Enfin, dieu merci, les modèles sauvent les meubles. Un champ ne reste vert que si on n’en fait rien et vu la vitesse à laquelle on progresse dans le jeu, les champs finissent vite investis de routes, de bâtiments et de petits robots adorables. Et là, la magie opère ! Impossible de ne pas fondre pour la myriade de méchanoïdes aux formes diverses et variées qui bossent dans votre colonie. Comme le célèbre robot de Pixar, chacun de vos habitants apportera une touche d’identité à ce jeu qui, sans ça, serait très pauvre (et plus encore pour celui qui pilote des bateaux, habillé en petit capitaine). Enfin, on prend un malin plaisir à arrêter le flot du jeu pour dézoomer et regarder sa ville à l’ouvrage !
(Gameplay)
Enfin, avant d’en arriver là, il y aura un peu de boulot. Nos protagonistes imitent si bien le genre humain qu’ils ont les mêmes besoins : un toit et des matières premières. Ainsi, dès votre atterrissage, il faudra couper du bois, installer des maisons pour produire de l’énergie et faire fonctionner le bûcheron, générer de la nourriture pour que les maisons s’alimentent et enfin, développer votre artisanat et vos sciences. C’est ainsi que la boucle se crée. Il suffit ensuite d’agrandir vos frontières, découvrir de nouvelles ressources, de développer de nouveaux bâtiments et artisanats, et tutti quanti…
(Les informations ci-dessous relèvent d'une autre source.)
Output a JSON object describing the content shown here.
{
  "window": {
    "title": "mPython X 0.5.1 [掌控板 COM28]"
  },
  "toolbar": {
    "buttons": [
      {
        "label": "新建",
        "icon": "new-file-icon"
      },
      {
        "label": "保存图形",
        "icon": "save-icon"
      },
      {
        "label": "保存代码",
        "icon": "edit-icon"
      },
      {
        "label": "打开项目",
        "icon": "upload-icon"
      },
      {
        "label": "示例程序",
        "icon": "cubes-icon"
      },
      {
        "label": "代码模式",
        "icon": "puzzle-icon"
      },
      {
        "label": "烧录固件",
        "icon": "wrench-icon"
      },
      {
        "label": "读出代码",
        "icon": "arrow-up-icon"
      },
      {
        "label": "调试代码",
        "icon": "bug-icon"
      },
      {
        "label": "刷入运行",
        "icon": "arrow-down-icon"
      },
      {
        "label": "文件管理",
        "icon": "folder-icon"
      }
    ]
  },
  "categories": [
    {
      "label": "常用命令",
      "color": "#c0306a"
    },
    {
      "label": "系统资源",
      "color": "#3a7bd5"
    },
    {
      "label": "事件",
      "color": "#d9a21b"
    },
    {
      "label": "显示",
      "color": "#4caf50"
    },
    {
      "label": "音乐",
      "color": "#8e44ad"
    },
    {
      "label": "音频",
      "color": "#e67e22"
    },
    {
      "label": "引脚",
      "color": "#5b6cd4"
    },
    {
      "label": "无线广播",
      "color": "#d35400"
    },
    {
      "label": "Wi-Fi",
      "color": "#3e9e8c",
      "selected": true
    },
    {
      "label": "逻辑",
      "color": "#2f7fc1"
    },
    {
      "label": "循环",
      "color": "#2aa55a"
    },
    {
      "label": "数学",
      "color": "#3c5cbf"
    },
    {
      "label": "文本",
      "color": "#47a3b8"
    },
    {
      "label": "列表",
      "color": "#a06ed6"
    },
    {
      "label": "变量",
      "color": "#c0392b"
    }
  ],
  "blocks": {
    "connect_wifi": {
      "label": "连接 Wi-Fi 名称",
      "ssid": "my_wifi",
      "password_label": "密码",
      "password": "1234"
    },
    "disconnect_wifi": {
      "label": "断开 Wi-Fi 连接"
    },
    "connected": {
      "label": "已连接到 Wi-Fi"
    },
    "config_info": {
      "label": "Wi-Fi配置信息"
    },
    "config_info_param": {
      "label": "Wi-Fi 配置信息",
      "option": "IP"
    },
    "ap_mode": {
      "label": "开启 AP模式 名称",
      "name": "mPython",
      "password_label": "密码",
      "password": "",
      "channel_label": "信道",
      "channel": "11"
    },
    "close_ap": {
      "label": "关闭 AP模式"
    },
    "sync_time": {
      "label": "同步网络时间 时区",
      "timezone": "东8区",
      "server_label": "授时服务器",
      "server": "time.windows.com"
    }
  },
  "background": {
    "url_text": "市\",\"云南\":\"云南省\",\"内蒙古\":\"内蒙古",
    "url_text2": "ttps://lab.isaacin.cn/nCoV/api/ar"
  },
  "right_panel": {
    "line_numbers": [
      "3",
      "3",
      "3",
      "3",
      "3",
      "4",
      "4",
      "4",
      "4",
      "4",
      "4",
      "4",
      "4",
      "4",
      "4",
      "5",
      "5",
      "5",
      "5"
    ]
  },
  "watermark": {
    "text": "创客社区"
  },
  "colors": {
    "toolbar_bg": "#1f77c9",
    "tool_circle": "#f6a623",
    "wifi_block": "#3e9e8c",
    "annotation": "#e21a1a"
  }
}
Cette boucle de gameplay plutôt classique a elle aussi été simplifiée par un certain nombre de choix. Le premier est celui de l’automatisation de vos robots. Dès son bâtiment construit, la grande majorité des robots fera son boulot automatiquement. Les robots de production produiront alors que les robots de récoltes travailleront jusqu’à épuiser la ressource. Le studio aura aussi préféré brider les possibilités en termes de construction et de recherches. Ainsi, en réduisant le nombre de bâtiments, de ressources et de technologies, le jeu introduit bien plus aisément ses mécanismes à un néophyte, mais prend le risque d’épuiser plus rapidement le connaisseur qui se retrouvera plus rapidement sur sa faim.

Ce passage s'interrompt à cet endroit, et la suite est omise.